What are the key features of the database?
The database has been developed to enable researchers to share their data immediately after it is collected, since it requires minimal data preparation: the upload is very flexible, and allows for any kind of data contents (e.g. clinical data, cognitive data, neuroimaging data) and formats to be used, as long as it does not contain identifying information. The database automatically ensures that each user is able to see only those participants who have consented to their data being shared with them.
For the users, datasets appear ‘pseudonymized’, which means that the data cannot be linked to a specific individual without additional information stored elsewhere. Finally, the database delivers the data after an automated step of data structuring, which combines new data for a participant with any data of theirs that is already in the database.

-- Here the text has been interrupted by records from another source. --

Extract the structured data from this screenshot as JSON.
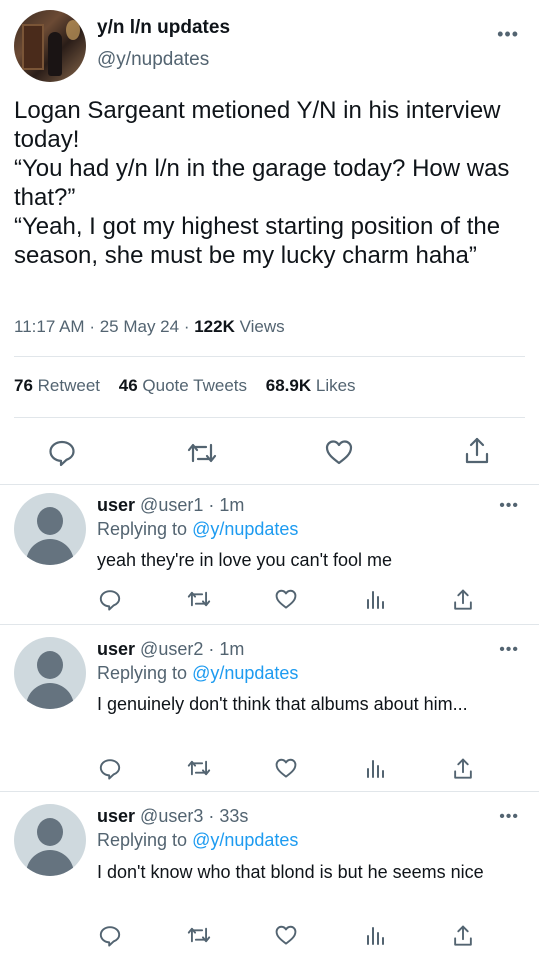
{
  "author": {
    "display_name": "y/n l/n updates",
    "handle": "@y/nupdates",
    "avatar_icon": "profile-photo"
  },
  "tweet": {
    "text": "Logan Sargeant metioned Y/N in his interview today!\n“You had y/n l/n in the garage today? How was that?”\n“Yeah, I got my highest starting position of the season, she must be my lucky charm haha”",
    "time": "11:17 AM",
    "date": "25 May 24",
    "views_count": "122K",
    "views_label": "Views",
    "retweets_count": "76",
    "retweets_label": "Retweet",
    "quotes_count": "46",
    "quotes_label": "Quote Tweets",
    "likes_count": "68.9K",
    "likes_label": "Likes",
    "more_icon": "•••"
  },
  "replies": [
    {
      "name": "user",
      "handle": "@user1",
      "time": "1m",
      "replying_to_label": "Replying to",
      "replying_to": "@y/nupdates",
      "text": "yeah they're in love you can't fool me"
    },
    {
      "name": "user",
      "handle": "@user2",
      "time": "1m",
      "replying_to_label": "Replying to",
      "replying_to": "@y/nupdates",
      "text": "I genuinely don't think that albums about him..."
    },
    {
      "name": "user",
      "handle": "@user3",
      "time": "33s",
      "replying_to_label": "Replying to",
      "replying_to": "@y/nupdates",
      "text": "I don't know who that blond is but he seems nice"
    }
  ],
  "colors": {
    "text": "#0f1419",
    "secondary": "#536471",
    "link": "#1d9bf0",
    "divider": "#e1e6ea"
  }
}
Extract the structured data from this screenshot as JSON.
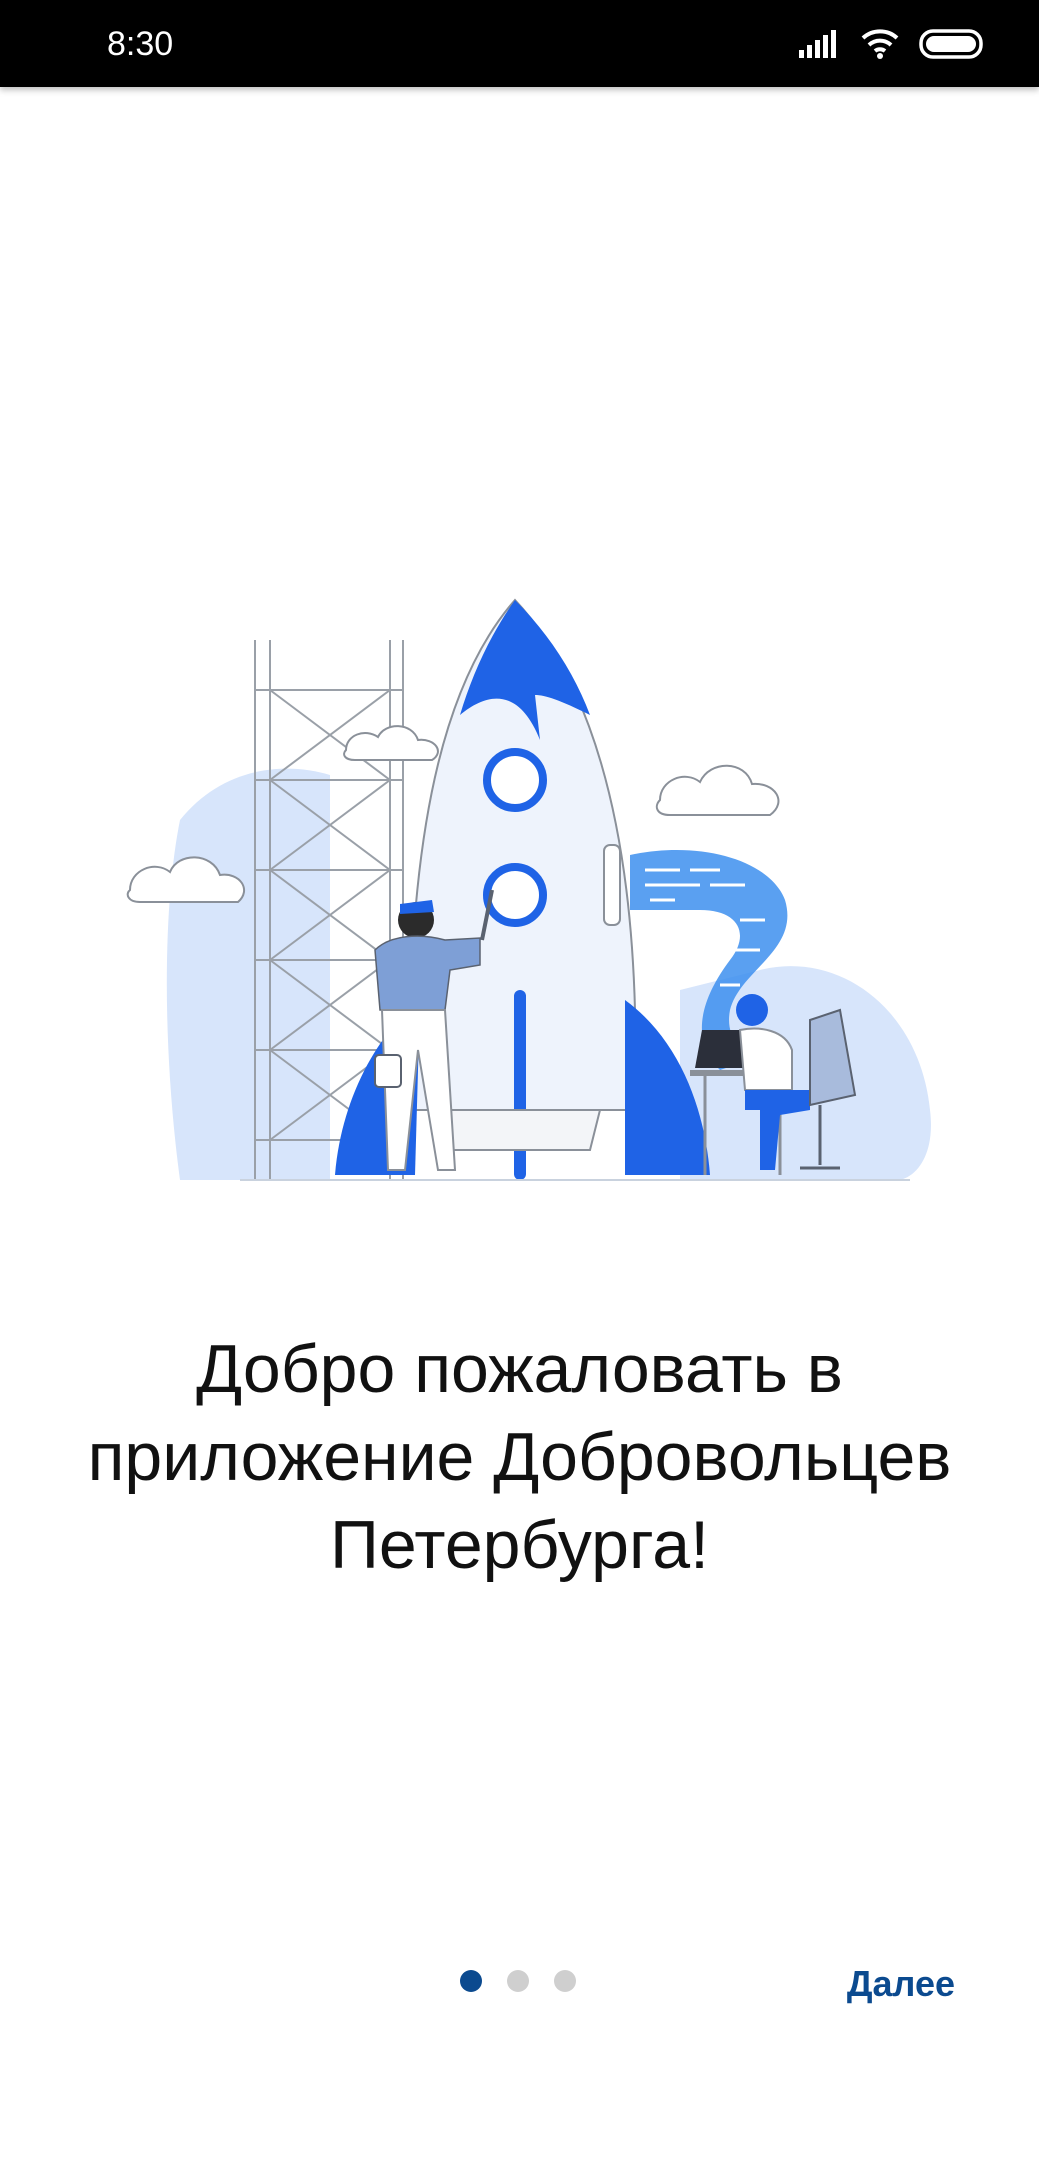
{
  "status_bar": {
    "time": "8:30",
    "icons": [
      "signal-icon",
      "wifi-icon",
      "battery-icon"
    ]
  },
  "onboarding": {
    "title_lines": [
      "Добро пожаловать в",
      "приложение Добровольцев",
      "Петербурга!"
    ],
    "illustration": "rocket-illustration",
    "pages": 3,
    "current_page": 1,
    "next_label": "Далее"
  },
  "colors": {
    "primary": "#0b4a8f",
    "illustration_blue": "#1f63e6",
    "illustration_light": "#d7e5fb",
    "dot_inactive": "#cfcfcf"
  }
}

In addition, the database delivers datasets accompanied with some documentation that ensures that the data is understandable and interpretable by the user. This is necessary to enable further analyses and a proper interpretation of the datasets, by other AIMS-2-TRIALS members and by the broader community that will access the data. It also contributes to the compliance of the database with the FAIR principles.
What data is stored in the database?
The database is already storing data from the Longitudinal European Autism Project (LEAP) study, which includes more than 700 people. This data comes in a range of forms including clinical assessments, neuroimaging and eye-tracking data. In parallel, the database is used by researchers in 6 research locations (Madrid, Barcelona, London, Salamanca, Glasgow, Paris) assessing whether a medicine called arbaclofen can improve social difficulties in children and adolescents with autism. The pandemic has delayed additional AIMS-2-TRIALS studies that are expected to be launched soon; the database will enable the organisation and storage of their large multi-disciplinary cohorts once they are up and running.

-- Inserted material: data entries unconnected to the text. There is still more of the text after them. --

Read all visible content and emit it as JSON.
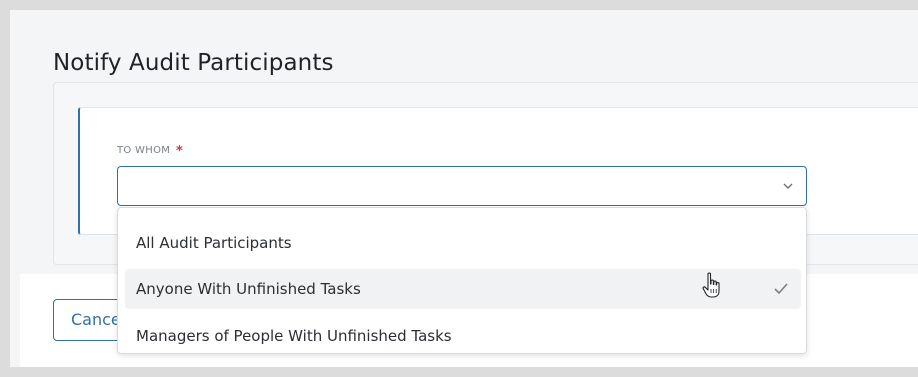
{
  "page": {
    "title": "Notify Audit Participants"
  },
  "form": {
    "field_label": "TO WHOM",
    "required_mark": "*",
    "selected_value": ""
  },
  "dropdown": {
    "options": [
      {
        "label": "All Audit Participants",
        "selected": false
      },
      {
        "label": "Anyone With Unfinished Tasks",
        "selected": true
      },
      {
        "label": "Managers of People With Unfinished Tasks",
        "selected": false
      }
    ]
  },
  "footer": {
    "cancel_label": "Cancel"
  },
  "icons": {
    "select_toggle": "chevron-down-icon",
    "selected_marker": "check-icon",
    "pointer": "hand-cursor-icon"
  },
  "colors": {
    "accent": "#2f6fab",
    "required": "#d0304f",
    "option_hover": "#f1f2f4"
  }
}
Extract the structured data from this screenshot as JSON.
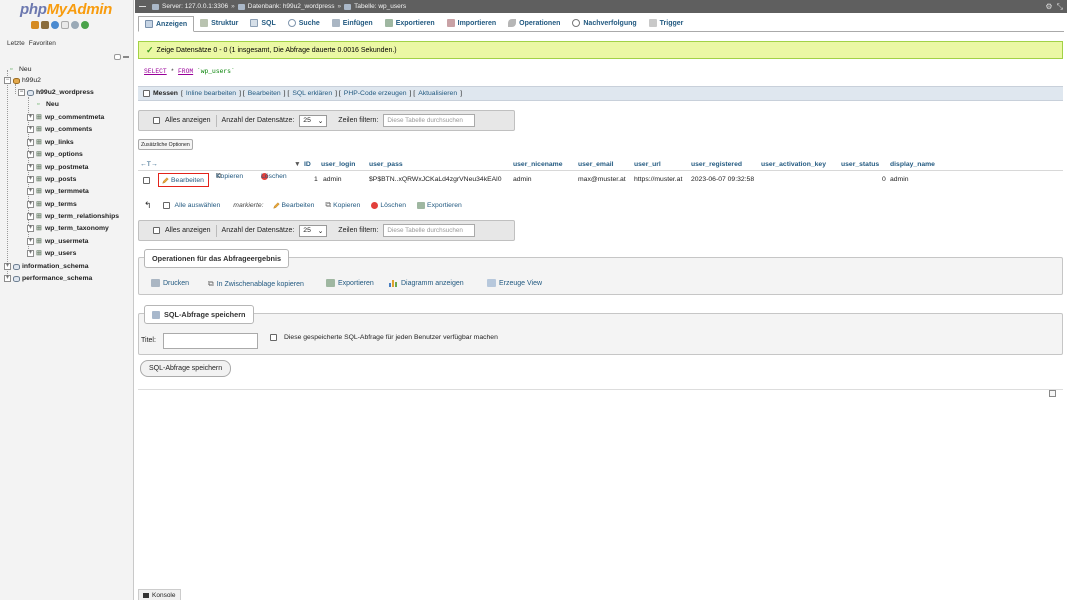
{
  "nav": {
    "logo": {
      "part1": "php",
      "part2": "MyAdmin"
    },
    "tabs": [
      "Letzte",
      "Favoriten"
    ],
    "tree": [
      {
        "label": "Neu",
        "depth": 0,
        "bold": false
      },
      {
        "label": "h99u2",
        "depth": 0,
        "bold": false
      },
      {
        "label": "h99u2_wordpress",
        "depth": 1,
        "bold": true
      },
      {
        "label": "Neu",
        "depth": 2,
        "bold": true
      },
      {
        "label": "wp_commentmeta",
        "depth": 2,
        "bold": true
      },
      {
        "label": "wp_comments",
        "depth": 2,
        "bold": true
      },
      {
        "label": "wp_links",
        "depth": 2,
        "bold": true
      },
      {
        "label": "wp_options",
        "depth": 2,
        "bold": true
      },
      {
        "label": "wp_postmeta",
        "depth": 2,
        "bold": true
      },
      {
        "label": "wp_posts",
        "depth": 2,
        "bold": true
      },
      {
        "label": "wp_termmeta",
        "depth": 2,
        "bold": true
      },
      {
        "label": "wp_terms",
        "depth": 2,
        "bold": true
      },
      {
        "label": "wp_term_relationships",
        "depth": 2,
        "bold": true
      },
      {
        "label": "wp_term_taxonomy",
        "depth": 2,
        "bold": true
      },
      {
        "label": "wp_usermeta",
        "depth": 2,
        "bold": true
      },
      {
        "label": "wp_users",
        "depth": 2,
        "bold": true
      },
      {
        "label": "information_schema",
        "depth": 0,
        "bold": true
      },
      {
        "label": "performance_schema",
        "depth": 0,
        "bold": true
      }
    ]
  },
  "breadcrumb": {
    "server": "Server: 127.0.0.1:3306",
    "database": "Datenbank: h99u2_wordpress",
    "table": "Tabelle: wp_users",
    "separator": "»"
  },
  "tabs": [
    {
      "label": "Anzeigen",
      "icon": "browse-icon",
      "active": true
    },
    {
      "label": "Struktur",
      "icon": "structure-icon",
      "active": false
    },
    {
      "label": "SQL",
      "icon": "sql-icon",
      "active": false
    },
    {
      "label": "Suche",
      "icon": "search-icon",
      "active": false
    },
    {
      "label": "Einfügen",
      "icon": "insert-icon",
      "active": false
    },
    {
      "label": "Exportieren",
      "icon": "export-icon",
      "active": false
    },
    {
      "label": "Importieren",
      "icon": "import-icon",
      "active": false
    },
    {
      "label": "Operationen",
      "icon": "wrench-icon",
      "active": false
    },
    {
      "label": "Nachverfolgung",
      "icon": "eye-icon",
      "active": false
    },
    {
      "label": "Trigger",
      "icon": "trigger-icon",
      "active": false
    }
  ],
  "success": "Zeige Datensätze 0 - 0 (1 insgesamt, Die Abfrage dauerte 0.0016 Sekunden.)",
  "query": {
    "kw1": "SELECT",
    "mid": " * ",
    "kw2": "FROM",
    "table": " `wp_users`"
  },
  "toolbar": {
    "measure": "Messen",
    "links": [
      "Inline bearbeiten",
      "Bearbeiten",
      "SQL erklären",
      "PHP-Code erzeugen",
      "Aktualisieren"
    ]
  },
  "navbox": {
    "show_all": "Alles anzeigen",
    "rows_label": "Anzahl der Datensätze:",
    "rows_value": "25",
    "filter_label": "Zeilen filtern:",
    "filter_placeholder": "Diese Tabelle durchsuchen"
  },
  "extra_options": "Zusätzliche Optionen",
  "results": {
    "nav_arrows": "←T→",
    "columns": [
      "ID",
      "user_login",
      "user_pass",
      "user_nicename",
      "user_email",
      "user_url",
      "user_registered",
      "user_activation_key",
      "user_status",
      "display_name"
    ],
    "row": {
      "edit": "Bearbeiten",
      "copy": "Kopieren",
      "delete": "Löschen",
      "cells": [
        "1",
        "admin",
        "$P$BTN..xQRWxJCKaLd4zgrVNeu34kEAl0",
        "admin",
        "max@muster.at",
        "https://muster.at",
        "2023-06-07 09:32:58",
        "",
        "0",
        "admin"
      ]
    }
  },
  "bulk": {
    "select_all": "Alle auswählen",
    "marked": "markierte:",
    "edit": "Bearbeiten",
    "copy": "Kopieren",
    "delete": "Löschen",
    "export": "Exportieren"
  },
  "operations": {
    "legend": "Operationen für das Abfrageergebnis",
    "items": [
      "Drucken",
      "In Zwischenablage kopieren",
      "Exportieren",
      "Diagramm anzeigen",
      "Erzeuge View"
    ]
  },
  "save_query": {
    "legend": "SQL-Abfrage speichern",
    "title_label": "Titel:",
    "title_value": "",
    "share_label": "Diese gespeicherte SQL-Abfrage für jeden Benutzer verfügbar machen",
    "button": "SQL-Abfrage speichern"
  },
  "console": "Konsole"
}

How will the database help with collaboration?
Beyond offering secure storage and improved accessibility for researchers, the database aims to facilitate and foster the collaboration between AIMS-2-TRIALS collaborators based in different geographical locations. To that aim, a range of features enable researchers to share their data from the onset of and throughout the data collection phase, with a minimum of data preparation.
What about privacy?
The database creators have ensured that participants’ preferences for data sharing are built in. Information is shared via the database according to the consent that each participant provided, including whether they agreed for their data to be shared within the AIMS-2-TRIALS project and with researchers outside the project. Since researchers always receive information in a pseudonymized manner, they cannot identify the individuals involved.

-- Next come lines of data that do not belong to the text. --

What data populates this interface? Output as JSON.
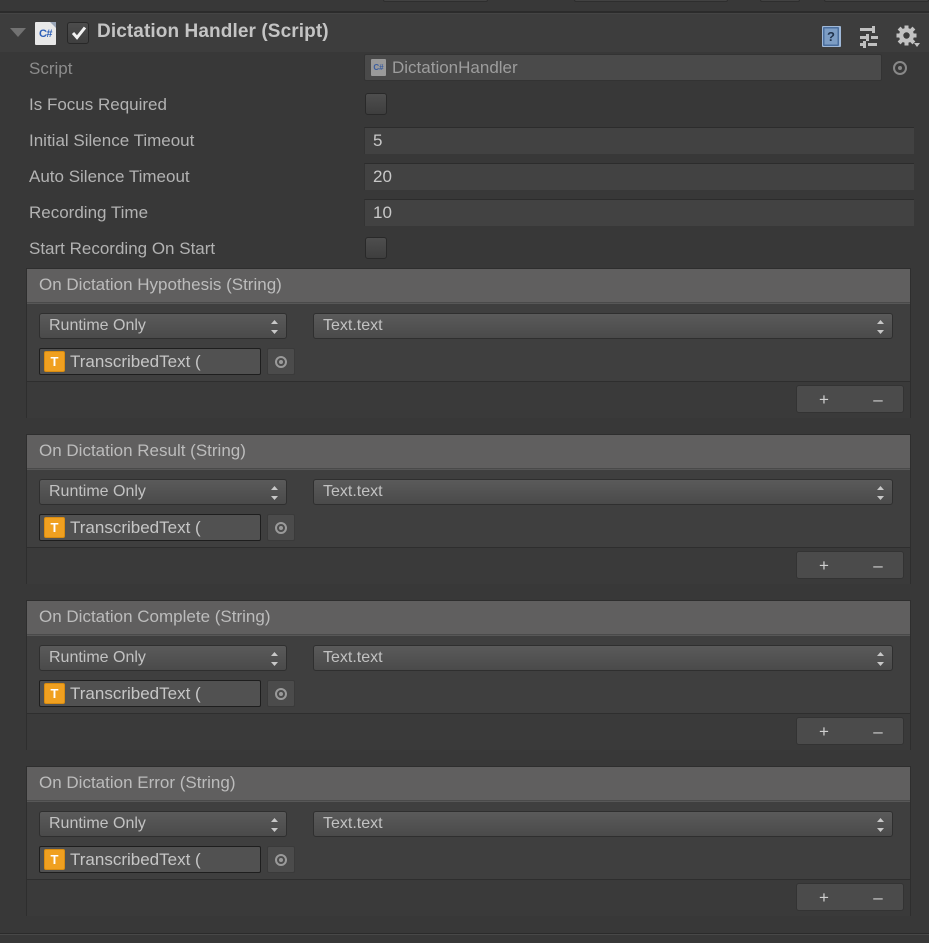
{
  "component": {
    "title": "Dictation Handler (Script)",
    "enabled": true,
    "script_icon": "csharp-script-icon",
    "foldout_expanded": true,
    "header_icons": [
      {
        "name": "help-icon",
        "glyph": "?"
      },
      {
        "name": "preset-icon",
        "glyph": "preset"
      },
      {
        "name": "settings-gear-icon",
        "glyph": "gear"
      }
    ]
  },
  "properties": [
    {
      "label": "Script",
      "type": "object",
      "value": "DictationHandler",
      "dim": true,
      "icon": "csharp-script-icon"
    },
    {
      "label": "Is Focus Required",
      "type": "checkbox",
      "value": false
    },
    {
      "label": "Initial Silence Timeout",
      "type": "number",
      "value": "5"
    },
    {
      "label": "Auto Silence Timeout",
      "type": "number",
      "value": "20"
    },
    {
      "label": "Recording Time",
      "type": "number",
      "value": "10"
    },
    {
      "label": "Start Recording On Start",
      "type": "checkbox",
      "value": false
    }
  ],
  "events": [
    {
      "title": "On Dictation Hypothesis (String)",
      "listener": {
        "mode": "Runtime Only",
        "target": "TranscribedText (",
        "target_icon": "T",
        "method": "Text.text"
      },
      "add_label": "+",
      "remove_label": "–"
    },
    {
      "title": "On Dictation Result (String)",
      "listener": {
        "mode": "Runtime Only",
        "target": "TranscribedText (",
        "target_icon": "T",
        "method": "Text.text"
      },
      "add_label": "+",
      "remove_label": "–"
    },
    {
      "title": "On Dictation Complete (String)",
      "listener": {
        "mode": "Runtime Only",
        "target": "TranscribedText (",
        "target_icon": "T",
        "method": "Text.text"
      },
      "add_label": "+",
      "remove_label": "–"
    },
    {
      "title": "On Dictation Error (String)",
      "listener": {
        "mode": "Runtime Only",
        "target": "TranscribedText (",
        "target_icon": "T",
        "method": "Text.text"
      },
      "add_label": "+",
      "remove_label": "–"
    }
  ],
  "colors": {
    "background": "#383838",
    "header": "#3d3d3d",
    "event_header": "#605f5f",
    "field": "#424242",
    "text": "#b2b2b2",
    "accent_orange": "#f0a020",
    "accent_blue": "#2c5fb8"
  }
}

Interested in accessing the LEAP data for research purposes?
If you are a researcher external to the AIMS-2-TRIALS project, LEAP data will soon be accessible beyond the project community, subject to specific terms and conditions. Researchers who access the data must be affiliated with an institution and sign a data usage agreement which ensures that the data is used responsibly. Later this year, the procedure and conditions for applying for such data access will be announced via the AIMS-2-TRIALS website.
In summary, the database ensures the secure storage and exchange of the AIMS-2-TRIALS data in compliance with the GDPR-regulation. More broadly, this database is a unique tool that enables partners based at different sites to exchange large, and novel autism datasets, that continue to grow. As such, it is a useful tool that addresses unmet needs in the field of precision medicine.